Deze week is bekend geworden dat het Klimaatakkoord er dit jaar nog niet komt.
“In juli hebben de deelnemers aan vijf ‘klimaattafels’ met de thema’s elektriciteit, mobiliteit, industrie, landbouw en bebouwing hun plannen aan het kabinet gepresenteerd. Het was de bedoeling dat de beide planbureaus ze zouden doorrekenen om te bepalen wat de kosten zouden zijn en wat die investeringen concreet voor de klimaatdoelen zouden opleveren.
Maar dinsdag werd duidelijk dat de klimaatplannen te vaag zijn voor doorrekening. PBL en CPB komen daarom morgen met een ‘analyse’, in plaats van de eerder aangekondigde doorrekening. Een definitief klimaatakkoord zit er dus dit jaar niet in, en de verwachting is dat het volgend jaar tot aan de zomer kan duren.”
Het argument van VVD en CDA is dat de plannen te vaag zijn om beleid op te maken, maar op de achtergrond speelt er volgens mij overduidelijk iets anders. In de coalitie wordt de tweesplitsing waarin de maatschappij zich bevind pijnlijk duidelijk. Rutte vindt alles te duur, Buma ontkent klimaatverandering, Pechtold en Seegers hadden de hoop dat we nou eindelijk eens wat gingen doen voor het klimaat (maar zijn het er niet over eens wat dan). Maar ook deze keer zijn de knieën te zwak.
“Milieuorganisaties als Greenpeace, Natuur & Milieu en Milieudefensie zijn laaiend dat de industrie voorlopig geen CO2-belasting krijgt opgelegd. Het kabinet wil dat pas doen als bedrijven de komende jaren geen voortgang boeken met het verminderen van de CO2-uitstoot.”

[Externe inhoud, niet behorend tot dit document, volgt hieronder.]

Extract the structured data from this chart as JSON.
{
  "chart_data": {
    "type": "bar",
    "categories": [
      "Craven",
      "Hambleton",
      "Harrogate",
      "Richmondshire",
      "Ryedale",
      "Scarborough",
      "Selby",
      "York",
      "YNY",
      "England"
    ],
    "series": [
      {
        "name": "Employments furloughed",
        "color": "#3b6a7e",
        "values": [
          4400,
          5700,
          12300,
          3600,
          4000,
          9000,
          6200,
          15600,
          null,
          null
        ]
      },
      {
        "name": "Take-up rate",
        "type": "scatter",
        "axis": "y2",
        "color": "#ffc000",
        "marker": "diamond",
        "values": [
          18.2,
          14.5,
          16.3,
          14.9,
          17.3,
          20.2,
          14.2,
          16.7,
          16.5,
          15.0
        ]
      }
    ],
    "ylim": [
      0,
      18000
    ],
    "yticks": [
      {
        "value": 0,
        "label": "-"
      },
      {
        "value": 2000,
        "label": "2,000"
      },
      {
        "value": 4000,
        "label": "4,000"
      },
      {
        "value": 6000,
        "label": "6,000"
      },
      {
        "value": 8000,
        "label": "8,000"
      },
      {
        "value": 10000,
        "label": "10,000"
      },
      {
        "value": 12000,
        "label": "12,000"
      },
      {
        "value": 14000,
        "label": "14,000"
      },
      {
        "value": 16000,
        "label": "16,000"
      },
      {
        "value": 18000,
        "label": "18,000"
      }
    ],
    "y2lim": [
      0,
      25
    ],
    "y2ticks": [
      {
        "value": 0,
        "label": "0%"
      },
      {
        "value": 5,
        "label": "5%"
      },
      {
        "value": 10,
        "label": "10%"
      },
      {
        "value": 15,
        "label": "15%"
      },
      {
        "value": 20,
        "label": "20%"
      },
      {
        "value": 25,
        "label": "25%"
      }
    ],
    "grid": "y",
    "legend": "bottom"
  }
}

Déjà vue. Dit plan zou net zo goed ge-copy-paste kunnen zijn uit het jaar 1994, 1998, 2002, 2006… Iedere keer geven we de industrie nog één kans, maar politici kunnen niet zo goed tellen. Het lijkt me toch duidelijk dat we een keer op dat dreigement in moeten gaan. De schaamteloosheid waarmee deze zoveelste laatste kans gegeven wordt, toont voor mij aan dat de nay-sayers in de discussie over klimaatverandering nog steeds de overhand hebben; in het politieke spectrum bevinden deze zich met name op rechts, rechtser, rechtst – CDA, VVD, PVV. Dat het beleid nog steeds nergens heengaat is niet zo vreemd, want deze partijen samen bezetten ongeveer de helft van de zetels in de Tweede Kamer (72); grofweg vertegenwoordigen zij de helft van Nederland.
Voor D66 en de CU was voortvarend klimaatbeleid één van de grote redenen om mee te regeren; dit lijkt nu opnieuw in het water te vallen. Het beste zou natuurlijk zijn als er wél ambitieus klimaatbeleid komt, en misschien geven CU en D66 nog wat tijd voor een daadkrachtige vertaling van het Klimaatakkoord naar beleid. Maar als dat niet het geval is, zou ik zeggen: laat maar vallen, dat kabinet. Als we dan geen klimaatbeleid kunnen krijgen, dan tenminste het signaal dat klimaatverandering geen onderwerp is wat onder het tapijt geveegd kan worden. Voor mensen die dit serieus nemen, is nietsdoen geen optie. En voor politici die dit serieus nemen, is dit geen onderwerp waarop concessies gedaan worden.